- Born: September 6, 1967 (age 58) Plymouth, Massachusetts, United States
- Other name: Amy Lynn
- Occupations: Actress Model
- Style: B-movies Pornography
- Partner(s): Ed Begley, Jr. (1991) John Scialpi (1992–

= Amy Lynn Baxter =

American model & actress (born 1967)

Amy Lynn Baxter (born September 6, 1967), known professionally as Amy Lynn, is an American actress, model, and exotic dancer. Her career catapulted in the 1990s after multiple appearances with Howard Stern. She was Penthouse magazine's Pet of the Month for June 1990 and appeared on Geraldo, The Montel Williams Show, and the Maury Povich Show. She appeared in many B-movies and soft core pornography films.

==Early life and education==

Amy Lynn Baxter was born in Plymouth, Massachusetts. Baxter "couldn't wait to get out" of Plymouth as a teenager. Her school report cards described her as "outrageous" in her behavior and that she needed to "settle down." When she was seventeen, she won a bikini contest in Florida. That year, she moved to Hollywood and lived with Max Baer, Jr., who introduced Baxter to James Woods, whom she would date for a few months.

==Career and life==

Feminists ask some of the craziest questions. They say 'Men are taking your power away when you do this. You become nothing when you do this.' Well, first of all, nobody's making me do this. I'm doing this by choice. I make a lot of money.
— Amy Lynn Baxter, The Vindicator, 1994

In 1988, Baxter's father paid for her to have breast augmentation surgery to enlarge her breasts, while Baxter worked as an exotic dancer. In a 1992 interview with the Philadelphia Daily News, Baxter said she had paid off the surgery dancing.

Baxter appeared as Pet of the Month in Penthouse in June 1990. Soon thereafter, she was on the Howard Stern Show, covering herself in baby oil during her appearance. She soon appeared on The Howard Stern Show radio program, invoking the same baby oil schtick. She modeled, with Stern, for the cover of his autobiography Private Parts. However, the photo was never used as the cover.

In May 1991, Baxter got engaged to Ed Begley, Jr., who left Annette Bening to date Baxter. By 1992, Baxter was in a relationship with John Scialpi, who owned New York City's Goldfingers strip club. The couple lived on Long Island. She had a baby with Scialpi, and within 2 1/2 months she was back to exotic dancing. As of 1994, Baxter was 26-years-old and her income averaged $250,000. She worked six days a week, making appearances at strip clubs across the US eight weeks out of the year.

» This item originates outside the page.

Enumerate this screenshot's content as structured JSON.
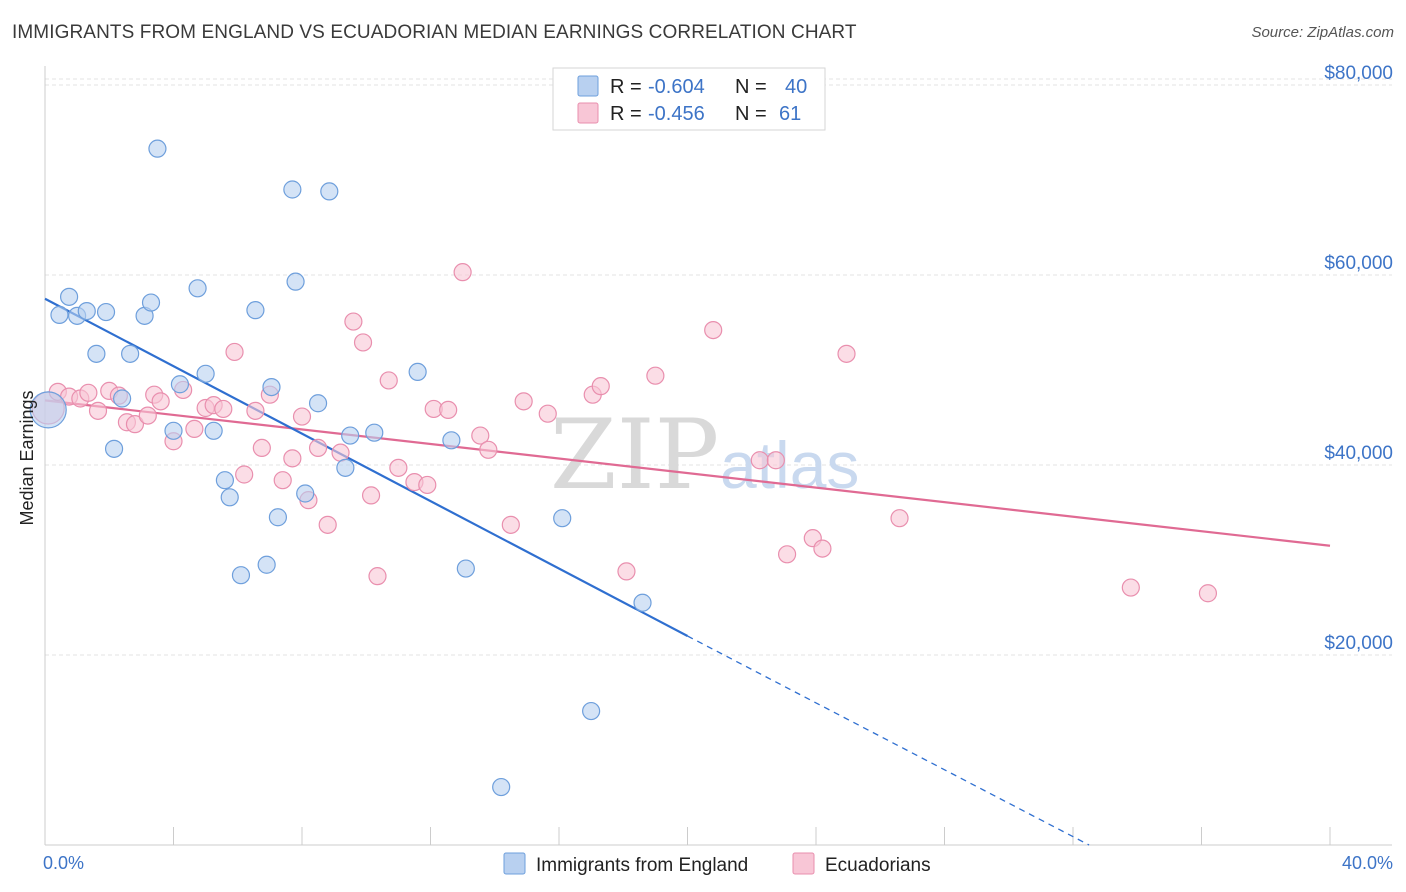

Her mother travelled with her, helping to care for Baxter's baby and selling merchandise. Part of Baxter's headline show was her baby oil set from The Howard Stern Show.

Baxter appeared in Playboy as part of their Women in Radio pictorial in 1995 for her work on Stern's radio show. That same year, she made promotional appearances for Penthouse, promoting their new cologne, and Famous Rotisserie & Grill in New York.

In 1996, Baxter co-starred as a news reporter, alongside Debbie Rochon, in Broadcast Bombshells. The film is considered one of her best adult films. Baxter auditioned for Robert De Niro for the role as Sheila in the 1999 film Analyze This. The interview involved Baxter reading a sex scene with De Niro. Ultimately, Donna-Marie Recco was given the role.

===Views on the adult entertainment industry===

In a 1992 interview, Baxter shared that being a self-described egomaniac gives her the confidence to be an exotic dancer, saying "I love the attention...It's such a great feeling. [The audience] say, 'Wow, look at her,' even before you take your clothes off."